Publisher: Oxford University Press
ISBN: 0199359679
Category : Religion
Languages : en
Pages : 305
Book Description
Jacob Kinnard offers an in-depth examination of the complex dynamics of religiously charged places. Focusing on several important shared and contested pilgrimage places-Ground Zero and Devils Tower in the United States, Ayodhya and Bodhgaya in India, Karbala in Iraq-he poses a number of crucial questions. What and who has made these sites important, and why? How are they shared, and how and why are they contested? What is at stake in their contestation? How are the particular identities of place and space established? How are individual and collective identity intertwined with space and place?
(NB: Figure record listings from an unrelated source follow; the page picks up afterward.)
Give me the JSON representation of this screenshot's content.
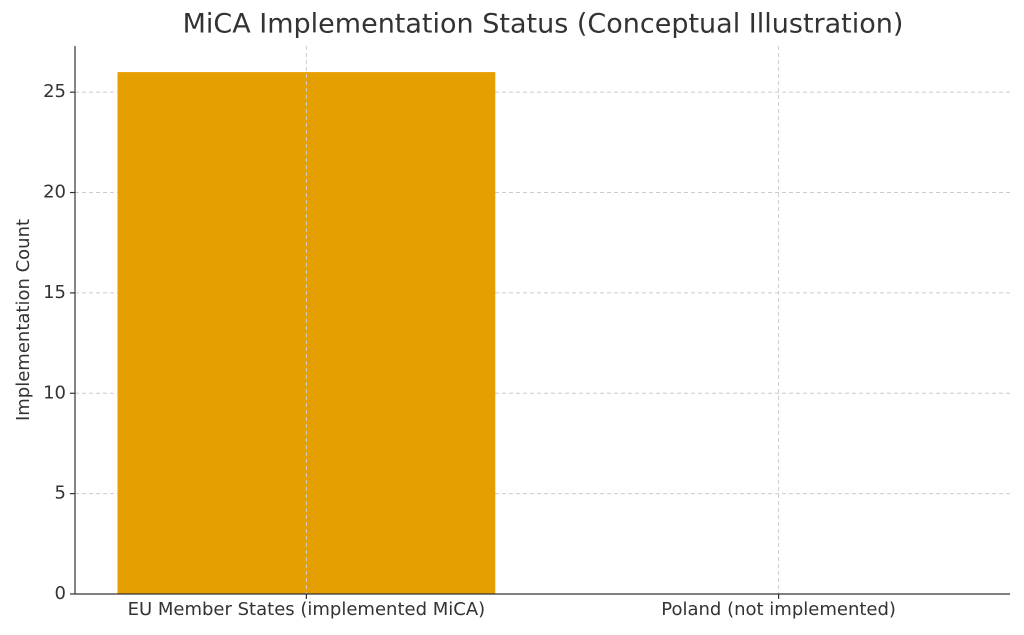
{
  "chart_data": {
    "type": "bar",
    "title": "MiCA Implementation Status (Conceptual Illustration)",
    "y_label": "Implementation Count",
    "categories": [
      "EU Member States (implemented MiCA)",
      "Poland (not implemented)"
    ],
    "values": [
      26,
      0
    ],
    "color": "#e69f00",
    "ylim": [
      0,
      27.3
    ],
    "yticks": [
      0,
      5,
      10,
      15,
      20,
      25
    ],
    "grid": true
  }
}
Challenging long-accepted, clean divisions of the religious world, Kinnard explores specific instances of the vibrant messiness of religious practice, the multivocality of religious objects, the fluid and hybrid dynamics of religious places, and the shifting and tangled identities of religious actors. He contends that sacred space is a constructed idea: places are not sacred in and of themselves, but are sacred because we make them sacred. As such, they are in perpetual motion, transforming themselves from moment to moment and generation to generation. Places in Motion moves comfortably across and between a variety of historical and cultural settings as well as academic disciplines, providing a deft and sensitive approach to the topic of sacred places, with awareness of political, economic, and social realities as these exist in relation to questions of identity. It is a lively and much needed critical advance in analytical reflections on sacred space and pilgrimage.